Physicists Question Super Mario Galaxy's Scientific Accuracy
Physicists Question Super Mario Galaxy's Scientific Accuracy
When they're not busy discovering the building blocks of the universe or torturing protons with lasers, physicists like nothing better than provide proof of their notorious sense of humour. Stuff like neutrons walking into bars (no charge) and quantum puns (let me atom). Or why Mario is physically inaccurate. Classics.
Having presumably run out of sensible experiments to occupy their time, a group of physics students at Leicester University's Department of Physics and Astronomy has turned its attention to investigating the gravitational fields and density of Super Mario Galaxy's tiny, platform-filled planets. Unsurprisingly, the numbers don't quite add up.
For those who haven't played the excellent Wii platformer, the game is littered with small planets, with a radius measuring some 50 to 100 metres. The study, titled It’s a-me Density! (okay, that is quite funny), questions how these tiny bodies can maintain Earth-like gravity without having a super-dense structure equivalent to that of a white-dwarf star.

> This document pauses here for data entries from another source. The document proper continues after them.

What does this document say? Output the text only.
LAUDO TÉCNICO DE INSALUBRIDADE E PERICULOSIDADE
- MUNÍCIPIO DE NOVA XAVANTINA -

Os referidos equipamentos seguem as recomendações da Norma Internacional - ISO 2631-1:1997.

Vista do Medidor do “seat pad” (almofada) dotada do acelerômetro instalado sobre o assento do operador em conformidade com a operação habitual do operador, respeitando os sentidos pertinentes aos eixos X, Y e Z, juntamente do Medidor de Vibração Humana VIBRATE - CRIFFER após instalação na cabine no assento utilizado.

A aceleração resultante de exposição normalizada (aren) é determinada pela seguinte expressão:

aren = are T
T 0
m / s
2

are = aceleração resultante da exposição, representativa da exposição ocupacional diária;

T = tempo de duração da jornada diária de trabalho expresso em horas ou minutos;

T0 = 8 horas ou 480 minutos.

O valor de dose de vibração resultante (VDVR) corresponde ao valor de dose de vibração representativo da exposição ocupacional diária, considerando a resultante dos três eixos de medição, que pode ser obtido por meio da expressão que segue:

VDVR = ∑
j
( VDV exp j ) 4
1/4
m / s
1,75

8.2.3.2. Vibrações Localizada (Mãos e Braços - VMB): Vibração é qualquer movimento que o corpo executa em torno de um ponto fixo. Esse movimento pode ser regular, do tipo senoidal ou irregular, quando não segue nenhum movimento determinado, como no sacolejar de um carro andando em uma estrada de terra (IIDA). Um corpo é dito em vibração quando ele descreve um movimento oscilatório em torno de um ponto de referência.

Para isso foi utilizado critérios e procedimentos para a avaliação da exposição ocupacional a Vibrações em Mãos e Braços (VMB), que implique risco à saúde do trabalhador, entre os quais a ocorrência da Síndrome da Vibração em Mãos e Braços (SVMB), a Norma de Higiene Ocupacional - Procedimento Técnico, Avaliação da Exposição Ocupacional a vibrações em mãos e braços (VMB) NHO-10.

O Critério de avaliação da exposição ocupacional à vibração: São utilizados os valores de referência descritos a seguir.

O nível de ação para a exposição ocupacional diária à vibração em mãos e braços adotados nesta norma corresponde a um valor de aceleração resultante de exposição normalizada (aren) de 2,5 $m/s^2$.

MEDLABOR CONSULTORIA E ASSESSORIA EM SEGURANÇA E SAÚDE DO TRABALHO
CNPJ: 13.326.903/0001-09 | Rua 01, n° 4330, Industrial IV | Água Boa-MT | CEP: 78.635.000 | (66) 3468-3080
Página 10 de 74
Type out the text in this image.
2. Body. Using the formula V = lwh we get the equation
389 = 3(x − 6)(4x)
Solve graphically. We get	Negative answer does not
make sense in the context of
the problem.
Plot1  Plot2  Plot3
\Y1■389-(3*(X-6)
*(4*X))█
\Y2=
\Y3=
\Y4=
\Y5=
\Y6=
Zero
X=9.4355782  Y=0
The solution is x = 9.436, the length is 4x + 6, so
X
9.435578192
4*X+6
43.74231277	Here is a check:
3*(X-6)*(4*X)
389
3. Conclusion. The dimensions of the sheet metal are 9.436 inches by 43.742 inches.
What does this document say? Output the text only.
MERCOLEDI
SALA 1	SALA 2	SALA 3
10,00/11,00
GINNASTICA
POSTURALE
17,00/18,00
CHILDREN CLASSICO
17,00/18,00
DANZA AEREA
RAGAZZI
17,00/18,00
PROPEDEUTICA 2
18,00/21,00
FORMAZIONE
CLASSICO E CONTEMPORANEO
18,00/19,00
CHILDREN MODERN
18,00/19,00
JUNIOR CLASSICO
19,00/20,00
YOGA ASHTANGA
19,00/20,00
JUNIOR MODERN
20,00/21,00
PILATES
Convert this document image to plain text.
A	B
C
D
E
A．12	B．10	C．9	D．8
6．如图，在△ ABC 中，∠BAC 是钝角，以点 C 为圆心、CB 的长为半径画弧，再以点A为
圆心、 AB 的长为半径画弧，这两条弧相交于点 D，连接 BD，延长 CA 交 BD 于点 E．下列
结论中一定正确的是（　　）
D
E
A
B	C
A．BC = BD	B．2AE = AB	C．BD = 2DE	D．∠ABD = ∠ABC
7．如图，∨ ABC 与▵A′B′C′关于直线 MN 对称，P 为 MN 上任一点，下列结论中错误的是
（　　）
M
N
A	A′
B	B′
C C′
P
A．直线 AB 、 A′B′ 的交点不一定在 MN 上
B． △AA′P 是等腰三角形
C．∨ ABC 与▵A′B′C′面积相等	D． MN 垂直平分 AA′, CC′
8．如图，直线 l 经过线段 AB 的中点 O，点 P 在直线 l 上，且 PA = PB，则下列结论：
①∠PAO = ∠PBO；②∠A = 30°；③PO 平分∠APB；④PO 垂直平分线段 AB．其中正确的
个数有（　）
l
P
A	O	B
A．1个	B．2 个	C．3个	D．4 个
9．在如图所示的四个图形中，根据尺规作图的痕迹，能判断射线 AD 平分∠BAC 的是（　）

The study goes on to offer some absolute gems of mathematical reasoning: "Leaving aside the issue of the planet’s implausibility, what affects would being on the surface of such a small planet have on Mario? Although gravity is 9.81ms−2 at his feet, the inverse square law shows that the gravity at his head would be noticeably different. Taking Mario’s height to be 1.5m, eq.1 gives an acceleration due to gravity of 9.237ms−2. The slight lack of resistance to upwards blood flow would inflate and redden the subject’s face." Our thoughts exactly.
In conclusion, the physicists reason that were the tiny planets to exist, "the planet would survive for only a very brief moment before violently destroying itself and any short plumbers who happen to be running about on its surface". You can read the number-heavy report here.
We're yet to receive word on Nintendo's response to the study, but we're expecting it will come in the form of a shrug.